One big respect is that I believe this is only the beginning.
Here’s why. Ratings are falling across the board for local news as audiences turn toward social media to learn about breaking stories. This trend is being felt not just in Southern California, but nationwide. The Pew Research Center cited that the average weekday newspaper circulation fell 7 percent in 2016, the most in six years. This drop was due entirely to print circulation, which declined by 9 percent, while digital circulation increased by only 2 percent.
The Pew Research Center also noted that local TV newscasts experienced a nationwide drop in viewership in all timeslots during the same time period. What’s more, the audience for local TV tends to be older, which means that their market will ultimately age out.
Exacerbating the demise of local news is the ability for stations to provide multiple channels within their FCC license. Take CW6 for instance. The station lost its affiliate relationship to KFMB that will now operate two separate stations — CBS on 8.1 and a new CW channel on 8.3 — in addition to their MeTV programs on 8.2 utilizing essentially the same infrastructure system. News programming for all these stations will come from the same source. KPBS is doing the same, operating four different stations within their Channel 15 license.
You can expect more of this in the years to come, and it will accelerate as networks struggle with keeping affiliates happy while offering their programming directly to consumers via online streaming services. Since local stations will no longer have exclusive rights to their content, I predict that the CBSs, NBCs and ABCs of the world will attempt to appease the relationships by releasing them from the obligation to stand up an expensive — and often unprofitable — news department.

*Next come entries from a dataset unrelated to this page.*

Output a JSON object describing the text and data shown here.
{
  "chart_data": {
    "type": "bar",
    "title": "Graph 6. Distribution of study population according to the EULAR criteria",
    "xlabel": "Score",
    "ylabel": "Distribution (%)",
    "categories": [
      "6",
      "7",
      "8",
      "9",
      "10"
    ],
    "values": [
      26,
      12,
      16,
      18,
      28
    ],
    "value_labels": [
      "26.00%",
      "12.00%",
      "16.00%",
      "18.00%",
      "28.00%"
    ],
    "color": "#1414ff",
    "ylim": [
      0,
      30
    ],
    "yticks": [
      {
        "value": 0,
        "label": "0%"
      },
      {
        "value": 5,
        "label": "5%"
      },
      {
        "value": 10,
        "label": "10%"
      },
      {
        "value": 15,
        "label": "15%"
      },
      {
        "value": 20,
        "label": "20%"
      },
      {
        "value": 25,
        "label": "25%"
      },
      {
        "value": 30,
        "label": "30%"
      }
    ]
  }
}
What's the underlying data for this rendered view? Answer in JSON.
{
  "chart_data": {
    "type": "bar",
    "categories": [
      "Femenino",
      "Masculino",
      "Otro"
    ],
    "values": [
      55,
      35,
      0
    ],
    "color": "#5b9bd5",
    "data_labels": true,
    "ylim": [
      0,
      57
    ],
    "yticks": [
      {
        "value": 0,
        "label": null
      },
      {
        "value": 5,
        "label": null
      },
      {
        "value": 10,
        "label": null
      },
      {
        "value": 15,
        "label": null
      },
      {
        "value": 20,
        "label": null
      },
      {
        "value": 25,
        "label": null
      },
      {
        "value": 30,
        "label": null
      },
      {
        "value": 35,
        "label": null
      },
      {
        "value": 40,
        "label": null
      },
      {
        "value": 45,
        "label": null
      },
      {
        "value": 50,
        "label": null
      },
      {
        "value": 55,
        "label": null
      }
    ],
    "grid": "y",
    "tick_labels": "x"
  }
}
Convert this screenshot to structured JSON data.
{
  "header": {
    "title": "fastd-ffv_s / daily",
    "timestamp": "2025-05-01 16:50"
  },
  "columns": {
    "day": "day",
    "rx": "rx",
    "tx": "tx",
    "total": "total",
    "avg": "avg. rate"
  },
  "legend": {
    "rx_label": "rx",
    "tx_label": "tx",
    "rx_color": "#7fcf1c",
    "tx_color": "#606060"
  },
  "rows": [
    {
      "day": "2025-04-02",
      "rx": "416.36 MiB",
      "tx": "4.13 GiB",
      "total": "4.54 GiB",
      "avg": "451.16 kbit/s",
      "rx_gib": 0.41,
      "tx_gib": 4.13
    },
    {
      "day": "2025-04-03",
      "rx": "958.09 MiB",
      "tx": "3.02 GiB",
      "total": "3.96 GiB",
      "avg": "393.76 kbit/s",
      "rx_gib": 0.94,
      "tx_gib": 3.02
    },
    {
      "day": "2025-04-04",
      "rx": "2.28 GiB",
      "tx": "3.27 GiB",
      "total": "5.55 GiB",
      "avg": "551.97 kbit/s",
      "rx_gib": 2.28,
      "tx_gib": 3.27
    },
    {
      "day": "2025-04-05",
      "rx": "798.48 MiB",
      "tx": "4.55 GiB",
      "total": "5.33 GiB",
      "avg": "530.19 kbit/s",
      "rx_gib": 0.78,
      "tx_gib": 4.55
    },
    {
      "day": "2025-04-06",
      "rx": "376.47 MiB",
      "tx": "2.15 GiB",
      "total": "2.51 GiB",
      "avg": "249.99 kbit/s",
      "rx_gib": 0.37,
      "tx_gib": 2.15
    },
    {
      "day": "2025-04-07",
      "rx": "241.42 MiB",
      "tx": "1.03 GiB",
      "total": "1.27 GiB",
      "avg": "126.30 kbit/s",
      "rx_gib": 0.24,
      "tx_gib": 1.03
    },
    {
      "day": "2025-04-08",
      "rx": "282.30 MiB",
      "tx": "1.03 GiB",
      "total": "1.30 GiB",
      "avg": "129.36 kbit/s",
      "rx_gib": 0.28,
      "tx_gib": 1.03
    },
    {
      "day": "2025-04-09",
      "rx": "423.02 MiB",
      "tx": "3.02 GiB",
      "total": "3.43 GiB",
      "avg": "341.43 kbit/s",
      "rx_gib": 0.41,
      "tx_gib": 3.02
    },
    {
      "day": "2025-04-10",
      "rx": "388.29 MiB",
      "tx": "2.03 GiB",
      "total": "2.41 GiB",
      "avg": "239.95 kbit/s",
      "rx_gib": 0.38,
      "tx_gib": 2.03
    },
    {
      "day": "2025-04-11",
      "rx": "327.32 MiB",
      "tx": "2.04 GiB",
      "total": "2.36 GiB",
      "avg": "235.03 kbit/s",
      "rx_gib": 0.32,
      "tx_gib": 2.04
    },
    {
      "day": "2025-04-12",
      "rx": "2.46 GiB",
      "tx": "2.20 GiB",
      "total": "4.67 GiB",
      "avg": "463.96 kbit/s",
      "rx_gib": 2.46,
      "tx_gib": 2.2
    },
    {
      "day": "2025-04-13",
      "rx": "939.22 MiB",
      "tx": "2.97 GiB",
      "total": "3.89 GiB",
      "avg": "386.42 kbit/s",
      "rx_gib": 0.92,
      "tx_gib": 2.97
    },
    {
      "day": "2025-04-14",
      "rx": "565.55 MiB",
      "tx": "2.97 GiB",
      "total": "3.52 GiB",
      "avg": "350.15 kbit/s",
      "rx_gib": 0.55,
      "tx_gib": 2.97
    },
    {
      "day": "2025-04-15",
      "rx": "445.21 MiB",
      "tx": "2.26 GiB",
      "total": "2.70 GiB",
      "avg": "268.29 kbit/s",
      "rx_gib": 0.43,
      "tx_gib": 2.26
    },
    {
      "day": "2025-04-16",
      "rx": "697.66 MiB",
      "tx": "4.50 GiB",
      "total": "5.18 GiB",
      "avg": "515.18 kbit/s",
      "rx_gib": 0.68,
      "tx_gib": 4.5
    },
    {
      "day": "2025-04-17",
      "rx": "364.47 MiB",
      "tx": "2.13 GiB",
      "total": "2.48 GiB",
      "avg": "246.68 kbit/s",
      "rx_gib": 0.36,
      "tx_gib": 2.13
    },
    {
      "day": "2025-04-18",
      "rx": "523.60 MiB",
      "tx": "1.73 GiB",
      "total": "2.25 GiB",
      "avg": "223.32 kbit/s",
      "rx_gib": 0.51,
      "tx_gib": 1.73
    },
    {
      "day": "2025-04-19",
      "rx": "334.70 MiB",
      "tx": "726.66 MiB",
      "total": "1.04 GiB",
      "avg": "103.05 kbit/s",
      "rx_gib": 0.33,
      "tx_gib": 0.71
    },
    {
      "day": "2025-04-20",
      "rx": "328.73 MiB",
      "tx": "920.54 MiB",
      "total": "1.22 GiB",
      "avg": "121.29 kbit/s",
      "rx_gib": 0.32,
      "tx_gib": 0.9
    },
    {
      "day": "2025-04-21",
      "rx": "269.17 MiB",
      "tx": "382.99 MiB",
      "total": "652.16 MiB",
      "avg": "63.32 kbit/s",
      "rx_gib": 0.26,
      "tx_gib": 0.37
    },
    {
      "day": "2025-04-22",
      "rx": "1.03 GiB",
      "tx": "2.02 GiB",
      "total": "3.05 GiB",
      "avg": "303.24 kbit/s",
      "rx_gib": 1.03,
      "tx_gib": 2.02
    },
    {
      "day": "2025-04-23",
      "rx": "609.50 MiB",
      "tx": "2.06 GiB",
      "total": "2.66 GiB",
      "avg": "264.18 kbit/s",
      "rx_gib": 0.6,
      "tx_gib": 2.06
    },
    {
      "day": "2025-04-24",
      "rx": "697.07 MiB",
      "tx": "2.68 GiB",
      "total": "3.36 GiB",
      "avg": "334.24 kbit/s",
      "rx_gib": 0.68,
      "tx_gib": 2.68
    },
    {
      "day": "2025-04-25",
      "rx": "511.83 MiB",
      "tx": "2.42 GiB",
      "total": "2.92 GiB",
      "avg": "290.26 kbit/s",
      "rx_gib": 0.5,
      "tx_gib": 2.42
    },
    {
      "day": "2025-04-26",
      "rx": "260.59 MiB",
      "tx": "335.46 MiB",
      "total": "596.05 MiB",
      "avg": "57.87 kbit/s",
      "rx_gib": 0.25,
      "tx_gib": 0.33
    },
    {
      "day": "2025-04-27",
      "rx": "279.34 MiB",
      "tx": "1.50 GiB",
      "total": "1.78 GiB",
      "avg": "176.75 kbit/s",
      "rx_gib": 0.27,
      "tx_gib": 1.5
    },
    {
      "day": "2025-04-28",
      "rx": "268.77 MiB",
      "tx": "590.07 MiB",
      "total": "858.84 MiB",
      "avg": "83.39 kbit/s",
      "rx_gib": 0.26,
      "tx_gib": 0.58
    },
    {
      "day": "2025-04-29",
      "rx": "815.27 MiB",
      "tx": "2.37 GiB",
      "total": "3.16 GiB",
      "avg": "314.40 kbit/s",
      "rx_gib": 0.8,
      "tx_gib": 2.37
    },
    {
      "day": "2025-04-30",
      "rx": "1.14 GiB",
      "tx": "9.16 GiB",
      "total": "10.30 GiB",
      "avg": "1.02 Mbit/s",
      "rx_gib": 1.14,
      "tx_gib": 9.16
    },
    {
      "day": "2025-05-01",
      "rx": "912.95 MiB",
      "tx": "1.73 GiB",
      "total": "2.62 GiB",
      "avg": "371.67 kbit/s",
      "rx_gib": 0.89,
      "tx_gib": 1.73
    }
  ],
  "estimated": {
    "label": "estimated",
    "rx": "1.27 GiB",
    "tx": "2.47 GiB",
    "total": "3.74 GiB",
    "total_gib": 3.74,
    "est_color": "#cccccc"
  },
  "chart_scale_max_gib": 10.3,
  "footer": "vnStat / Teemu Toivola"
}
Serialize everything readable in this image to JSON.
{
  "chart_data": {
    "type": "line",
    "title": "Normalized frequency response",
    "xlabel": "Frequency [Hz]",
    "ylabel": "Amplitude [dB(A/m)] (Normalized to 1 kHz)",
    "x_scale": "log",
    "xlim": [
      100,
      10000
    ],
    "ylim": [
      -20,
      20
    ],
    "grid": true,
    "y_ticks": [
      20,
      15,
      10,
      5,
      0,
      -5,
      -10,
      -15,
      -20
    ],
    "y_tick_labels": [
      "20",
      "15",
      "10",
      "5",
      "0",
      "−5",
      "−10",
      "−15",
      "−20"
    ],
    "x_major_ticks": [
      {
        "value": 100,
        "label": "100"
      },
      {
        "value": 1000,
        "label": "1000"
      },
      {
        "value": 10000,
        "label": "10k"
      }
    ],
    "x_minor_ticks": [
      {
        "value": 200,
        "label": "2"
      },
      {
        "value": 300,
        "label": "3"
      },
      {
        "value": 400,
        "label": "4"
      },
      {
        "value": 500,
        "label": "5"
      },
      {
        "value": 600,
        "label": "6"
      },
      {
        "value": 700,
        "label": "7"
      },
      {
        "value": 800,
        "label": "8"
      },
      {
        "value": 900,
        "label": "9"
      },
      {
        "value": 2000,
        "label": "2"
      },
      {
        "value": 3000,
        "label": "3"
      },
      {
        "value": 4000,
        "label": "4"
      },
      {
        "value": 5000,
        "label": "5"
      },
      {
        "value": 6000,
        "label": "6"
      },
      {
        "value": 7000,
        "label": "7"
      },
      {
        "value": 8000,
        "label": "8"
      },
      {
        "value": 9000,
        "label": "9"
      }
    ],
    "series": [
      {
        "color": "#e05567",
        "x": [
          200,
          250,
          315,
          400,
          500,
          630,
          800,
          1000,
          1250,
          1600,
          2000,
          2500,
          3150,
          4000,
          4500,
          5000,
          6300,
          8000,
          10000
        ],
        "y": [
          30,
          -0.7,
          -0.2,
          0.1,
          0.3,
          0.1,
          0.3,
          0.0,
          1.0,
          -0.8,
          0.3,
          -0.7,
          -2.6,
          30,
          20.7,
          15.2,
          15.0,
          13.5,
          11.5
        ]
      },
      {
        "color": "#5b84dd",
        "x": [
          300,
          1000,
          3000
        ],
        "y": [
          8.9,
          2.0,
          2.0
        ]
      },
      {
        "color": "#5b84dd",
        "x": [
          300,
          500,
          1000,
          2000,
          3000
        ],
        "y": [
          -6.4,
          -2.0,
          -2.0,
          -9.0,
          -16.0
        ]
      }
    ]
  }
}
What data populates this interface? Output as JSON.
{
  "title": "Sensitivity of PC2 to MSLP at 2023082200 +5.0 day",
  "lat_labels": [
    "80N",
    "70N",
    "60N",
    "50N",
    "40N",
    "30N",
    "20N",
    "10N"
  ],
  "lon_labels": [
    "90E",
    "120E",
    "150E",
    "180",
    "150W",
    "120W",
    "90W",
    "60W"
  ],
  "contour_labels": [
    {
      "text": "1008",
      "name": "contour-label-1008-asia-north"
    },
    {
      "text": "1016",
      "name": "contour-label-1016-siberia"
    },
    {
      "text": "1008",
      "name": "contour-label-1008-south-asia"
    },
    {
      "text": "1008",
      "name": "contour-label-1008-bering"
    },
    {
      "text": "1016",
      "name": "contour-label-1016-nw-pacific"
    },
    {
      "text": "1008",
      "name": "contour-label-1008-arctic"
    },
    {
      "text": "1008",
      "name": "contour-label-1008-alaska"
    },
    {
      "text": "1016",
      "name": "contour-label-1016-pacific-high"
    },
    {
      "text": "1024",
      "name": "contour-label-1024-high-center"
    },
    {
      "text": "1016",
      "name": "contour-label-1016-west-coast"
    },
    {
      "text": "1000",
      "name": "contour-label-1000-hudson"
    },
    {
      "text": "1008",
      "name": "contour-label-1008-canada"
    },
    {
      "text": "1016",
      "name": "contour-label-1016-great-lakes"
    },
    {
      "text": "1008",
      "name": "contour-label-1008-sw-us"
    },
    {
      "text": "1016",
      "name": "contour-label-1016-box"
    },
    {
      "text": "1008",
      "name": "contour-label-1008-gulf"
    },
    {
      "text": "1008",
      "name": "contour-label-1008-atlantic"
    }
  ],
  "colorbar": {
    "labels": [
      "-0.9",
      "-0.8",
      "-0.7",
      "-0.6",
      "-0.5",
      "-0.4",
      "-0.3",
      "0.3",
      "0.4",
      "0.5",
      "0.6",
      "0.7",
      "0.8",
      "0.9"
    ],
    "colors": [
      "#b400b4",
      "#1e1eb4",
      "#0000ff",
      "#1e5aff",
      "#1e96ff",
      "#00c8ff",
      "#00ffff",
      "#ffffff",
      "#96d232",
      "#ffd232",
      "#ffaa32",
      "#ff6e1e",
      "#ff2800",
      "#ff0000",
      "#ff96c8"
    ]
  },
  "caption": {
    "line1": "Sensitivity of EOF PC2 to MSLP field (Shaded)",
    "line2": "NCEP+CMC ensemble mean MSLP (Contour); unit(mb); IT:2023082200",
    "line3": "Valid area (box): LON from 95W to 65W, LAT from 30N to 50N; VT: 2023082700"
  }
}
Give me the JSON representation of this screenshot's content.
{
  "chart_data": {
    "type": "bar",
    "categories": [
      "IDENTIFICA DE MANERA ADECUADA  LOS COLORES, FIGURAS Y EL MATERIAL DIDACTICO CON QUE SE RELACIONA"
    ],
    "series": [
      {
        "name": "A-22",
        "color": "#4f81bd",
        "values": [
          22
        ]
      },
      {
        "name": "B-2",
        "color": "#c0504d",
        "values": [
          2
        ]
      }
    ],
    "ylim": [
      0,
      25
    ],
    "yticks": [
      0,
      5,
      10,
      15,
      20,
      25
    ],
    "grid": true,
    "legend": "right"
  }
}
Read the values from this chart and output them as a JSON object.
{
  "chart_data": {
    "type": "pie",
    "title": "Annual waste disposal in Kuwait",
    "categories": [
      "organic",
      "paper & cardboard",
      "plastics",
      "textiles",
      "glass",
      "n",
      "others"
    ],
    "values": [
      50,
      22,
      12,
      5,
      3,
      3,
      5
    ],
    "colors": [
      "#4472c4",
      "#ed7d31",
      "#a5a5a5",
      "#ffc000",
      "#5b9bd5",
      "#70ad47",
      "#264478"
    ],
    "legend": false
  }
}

I would not at all be surprised if San Diego sees its television news options cut in half to as little as three by the late 2020s. Though other stations may continue to utilize a news format, their content will be almost exclusively advertorial driven.
What this means for organizations seeking to generate awareness with local audiences is a re-commitment to “being their own broadcaster.” Blog pages on corporate sites will need to be “supersized” into dynamic, entertaining, educational, non-promotional content complete with video segments. Distribution will come from social media, email and strategic pay-per-click initiatives.
Best of all, the cost to create this kind of station is nearly free or, at the very least, a minimal expense. Gone are the days when buying an expensive camera and editing equipment was required to put together a regular stream of programming.
If done right, the results can be overwhelmingly positive. That’s because while their reach will be less than the total TV audience they used to target, the quality of their audience and ability to engage them will be far greater than ever before. In return, companies could see an even better return on their marketing investment.
So while we mourn the passing of one of the quality news stations in town, we should not lose sight of the opportunities this presents to organizations looking to generate good buzz.